どんな後悔かと言えば、「僕はサッカーの楽しさを半分ぐらいしか知らなかった」というもの。これはサッカーよりもむしろゲームを本気でプレイするようになって、それをサッカーに置き換えたときに気付いたものである。

そこに至る経緯としての私のサッカー観、そして選手を辞めて観戦勢になってからの受け取り方、ゲームという対人競技において学んだことを整理したときに、これは書き残した方が良いんじゃないか?と思ったので記事にしていこうと思う。

こんな不器用なプレイヤーが他に居るのかは分からないが、もしたった一人でも良いから

「サッカーで駆け引きを楽しめるようになりました!」

という人が現れたら良いなと祈っています。あと私の後悔を成仏させるために。

結論:サッカーは駆け引きが楽しいが私は楽しめなかった

まずざっくりとした結論を述べればこれ。私はサッカーという競技において、駆け引きを楽しみながらプレーすることが出来なかった。そしてそれによる弊害が数多く存在していたことを引退してから気付いてしまった。なんとも悲しい事態である。

  • サッカーは正解を見付けて判断する競技だと思っていた
  • ボールを持つことが嫌で仕方なかった
  • 駆け引きを楽しむ精神的余裕がなかった
  • だから守備が好きだったのではないか
  • 駆け引きの楽しさを、ゲームを通じて知った

という辺りが本記事で書きたいことになる。

私のサッカー観

この話をするにあたって、私の中にあったサッカー人生の中身を軽く紐解いておきたい。遠回りに思われるかもしれないが、結構根深い問題だったのではないか、と後から思うようになったのだ。

サッカーは正解を選択するスポーツだと思っていた

これは半分正解で半分間違いだなと今になって思うのだが、当時は正解を見付けてそのプレーを選択することがサッカーの全てなのだと思っていた。

私は小2から中2までGKだった。フィールドプレイヤーとしての練習はほぼ無く、ひたすらシュートを止めていた。あとDF陣へのコーチング。この頃にコーチングを身に付けたことで高校では役に立ったのだが、この当時はひたすら正解の対処をし、シュートを止めることが私の中でのサッカーだった。
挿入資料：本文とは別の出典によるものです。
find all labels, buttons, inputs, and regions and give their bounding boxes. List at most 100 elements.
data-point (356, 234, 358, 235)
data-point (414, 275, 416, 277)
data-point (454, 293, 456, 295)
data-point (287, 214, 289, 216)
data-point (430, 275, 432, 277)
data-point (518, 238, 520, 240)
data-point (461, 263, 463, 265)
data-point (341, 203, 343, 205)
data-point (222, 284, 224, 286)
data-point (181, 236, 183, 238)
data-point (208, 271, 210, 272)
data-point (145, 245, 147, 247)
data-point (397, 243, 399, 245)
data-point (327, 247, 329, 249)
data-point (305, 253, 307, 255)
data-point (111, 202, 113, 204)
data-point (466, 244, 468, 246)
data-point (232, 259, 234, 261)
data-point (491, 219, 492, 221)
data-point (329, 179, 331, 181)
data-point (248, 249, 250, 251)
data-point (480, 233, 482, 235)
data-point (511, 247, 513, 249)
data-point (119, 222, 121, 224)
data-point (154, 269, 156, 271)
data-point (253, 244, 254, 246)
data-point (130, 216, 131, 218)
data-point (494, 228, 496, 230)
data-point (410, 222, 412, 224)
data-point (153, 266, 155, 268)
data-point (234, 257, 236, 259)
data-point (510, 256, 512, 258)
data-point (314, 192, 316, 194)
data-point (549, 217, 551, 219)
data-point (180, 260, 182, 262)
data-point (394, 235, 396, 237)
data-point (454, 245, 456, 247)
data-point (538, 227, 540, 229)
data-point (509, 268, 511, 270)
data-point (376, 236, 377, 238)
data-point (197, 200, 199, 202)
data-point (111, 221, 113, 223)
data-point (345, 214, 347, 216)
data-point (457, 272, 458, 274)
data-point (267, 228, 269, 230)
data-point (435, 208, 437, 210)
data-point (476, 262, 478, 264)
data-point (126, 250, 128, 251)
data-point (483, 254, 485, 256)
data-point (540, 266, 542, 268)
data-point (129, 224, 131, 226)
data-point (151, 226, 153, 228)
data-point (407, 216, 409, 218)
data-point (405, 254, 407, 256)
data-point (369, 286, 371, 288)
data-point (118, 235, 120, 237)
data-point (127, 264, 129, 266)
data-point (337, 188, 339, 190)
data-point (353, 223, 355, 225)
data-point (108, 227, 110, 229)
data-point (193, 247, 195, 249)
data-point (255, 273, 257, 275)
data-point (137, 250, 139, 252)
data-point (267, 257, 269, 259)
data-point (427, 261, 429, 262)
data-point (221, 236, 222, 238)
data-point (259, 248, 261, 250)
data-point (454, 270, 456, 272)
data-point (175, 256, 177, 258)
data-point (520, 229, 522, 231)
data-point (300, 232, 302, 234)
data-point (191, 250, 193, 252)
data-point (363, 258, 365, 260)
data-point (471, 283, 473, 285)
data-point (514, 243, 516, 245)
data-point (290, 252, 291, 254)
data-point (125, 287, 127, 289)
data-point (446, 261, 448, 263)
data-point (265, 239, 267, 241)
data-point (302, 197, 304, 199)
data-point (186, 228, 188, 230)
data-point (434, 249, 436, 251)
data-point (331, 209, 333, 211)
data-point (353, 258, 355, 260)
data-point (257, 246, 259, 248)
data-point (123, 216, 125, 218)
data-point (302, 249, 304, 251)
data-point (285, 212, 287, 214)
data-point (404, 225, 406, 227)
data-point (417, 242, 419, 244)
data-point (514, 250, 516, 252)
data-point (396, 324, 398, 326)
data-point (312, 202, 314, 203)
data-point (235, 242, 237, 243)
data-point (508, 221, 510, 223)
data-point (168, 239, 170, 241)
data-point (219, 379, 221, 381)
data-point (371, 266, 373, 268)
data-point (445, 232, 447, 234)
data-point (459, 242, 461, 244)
中学に入ってGKをやめてからは、ひたすら走って守備を頑張って、攻撃は見えた景色の中から正解っぽい選択肢をひたすら選ぶ、というサッカー観。

これはちゃんと理論立ててポゼッションサッカーを学んだはずの社会人時代にも同じ事を考えていた。ひたすら視野と情報を確保して、そこから正解を選ぶスピードと精度を上げることこそが上達だと信じ続けていた。この考え方は後によろしくなかったと気付くことになる。

技術と自信が足りない選手

そしてこれがもう一つ、私のサッカー人生において最後まで影響を与える事実になるのだが、技術と自信があまりにも足りなかった。

正確に言うと、DFからプレッシャーを受けた状態で技術が発揮できない上に、そもそもの技術も足りないという悲しい状態。よくこの状態で地域リーグまで続けさせてもらえたなと今では感謝している。

具体的な技術で言えば

  • ファーストタッチ
  • 奪われないドリブル、とっさの足技

この二つが足りなかった。で、この二つがマジで駆け引きをする上で重要なんだな、と思っている。

技術と習慣がないと駆け引きできない、という体験談

ここからは私の、より具体的な体験談というか味わった辛さについて、なるべく知見としてかつ資料として残るよう、分かりやすく書き残していきたい。

そもそもファーストタッチが良くない

ひたすら自主練をし続けたサッカー人生だった私だが(参考記事→あなたは「正しい努力」が出来ていますか?~がむしゃらは善か悪か~)、最後までファーストタッチが良くならなかった。

風間八宏氏の指導はよく「トメルケール」と揶揄されるが、そもそも止められないと話にならないというのはその通りだと思う。

これに関してはただひたすら対面パスをしていた+なぜかロングパスの練習ばっかりしていたため、

  • 浮き球のトラップだけちゃんと出来る
  • 正面のトラップはギリギリ出来るがそもそもそんなシーン滅多にない
  • 方向を変えるトラップが全然出来ない

という状態に。そりゃこんな状態じゃ駆け引きもなにもあったもんじゃない、という状態。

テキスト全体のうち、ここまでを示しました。